Friday, June 5, 2009

Google I/O viewed from IOwa.

With some software presentations, you are overwhelmed by the show but afterwards the gee-wiz wears off as you start to piece together what is going on. But the more I think about Google Wave, the more the ideas are growing on me. At this time, hardly anyone has heard about Google Wave, but that is going to change. Within a few years, Google Wave could be recognized one of the few paradigm changing applications, much like hypertext going mainstream was to the growing of the web in the 1990's.

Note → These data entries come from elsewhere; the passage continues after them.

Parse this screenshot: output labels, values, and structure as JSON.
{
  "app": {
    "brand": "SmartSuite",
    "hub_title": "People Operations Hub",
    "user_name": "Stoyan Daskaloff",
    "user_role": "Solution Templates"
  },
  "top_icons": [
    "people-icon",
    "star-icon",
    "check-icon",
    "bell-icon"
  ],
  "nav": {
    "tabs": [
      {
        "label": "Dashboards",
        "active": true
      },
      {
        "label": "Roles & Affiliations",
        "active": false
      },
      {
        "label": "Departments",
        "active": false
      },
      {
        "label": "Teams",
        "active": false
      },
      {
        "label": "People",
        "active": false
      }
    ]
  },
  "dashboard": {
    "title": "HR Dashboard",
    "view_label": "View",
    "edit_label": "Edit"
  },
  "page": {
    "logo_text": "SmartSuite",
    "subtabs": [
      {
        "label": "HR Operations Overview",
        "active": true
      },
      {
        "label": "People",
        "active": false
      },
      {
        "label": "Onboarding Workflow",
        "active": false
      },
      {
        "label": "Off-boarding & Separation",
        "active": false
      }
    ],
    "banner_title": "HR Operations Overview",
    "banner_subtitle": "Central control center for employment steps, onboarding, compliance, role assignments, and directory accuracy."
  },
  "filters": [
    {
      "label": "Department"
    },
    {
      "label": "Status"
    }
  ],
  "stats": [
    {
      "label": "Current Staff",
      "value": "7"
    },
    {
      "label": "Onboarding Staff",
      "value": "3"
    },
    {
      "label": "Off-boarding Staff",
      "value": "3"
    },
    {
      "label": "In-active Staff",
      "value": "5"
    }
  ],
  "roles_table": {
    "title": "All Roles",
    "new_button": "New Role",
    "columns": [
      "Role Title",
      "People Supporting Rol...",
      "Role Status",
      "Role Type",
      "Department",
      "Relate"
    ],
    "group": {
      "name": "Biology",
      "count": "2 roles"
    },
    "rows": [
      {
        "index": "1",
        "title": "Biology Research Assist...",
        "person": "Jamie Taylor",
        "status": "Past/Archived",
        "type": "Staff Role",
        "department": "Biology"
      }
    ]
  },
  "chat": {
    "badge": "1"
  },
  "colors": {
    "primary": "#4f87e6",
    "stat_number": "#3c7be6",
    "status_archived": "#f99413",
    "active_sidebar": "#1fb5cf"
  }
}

In the developer preview, there were no lack of eye-popping features:
  • Drag and drop photos from iPhoto into the browser. Really cool use of Gears and GWT. Watching the photo upload automatically and appear on the other browsers in seconds was a direct reminder to me that we are only beginning to understand how the web can connect us.
  • Watching real-time translation between French and English shows how we are going to be able to interact more freely in wider communities.
  • The multiple, concurrent editing of a single document shows how much power there is concurrent versioning systems.
  • The use of associative memory, which resides not only on the server, but is shared with each participant is part of the secret sauce that makes is seem that everyone on the wave is 'together'.
This just seems like it is the next phase in the evolution of the world wide web. Before this, the web was a bunch of places to go. With Wave, it will become a bunch of events to join, review and create.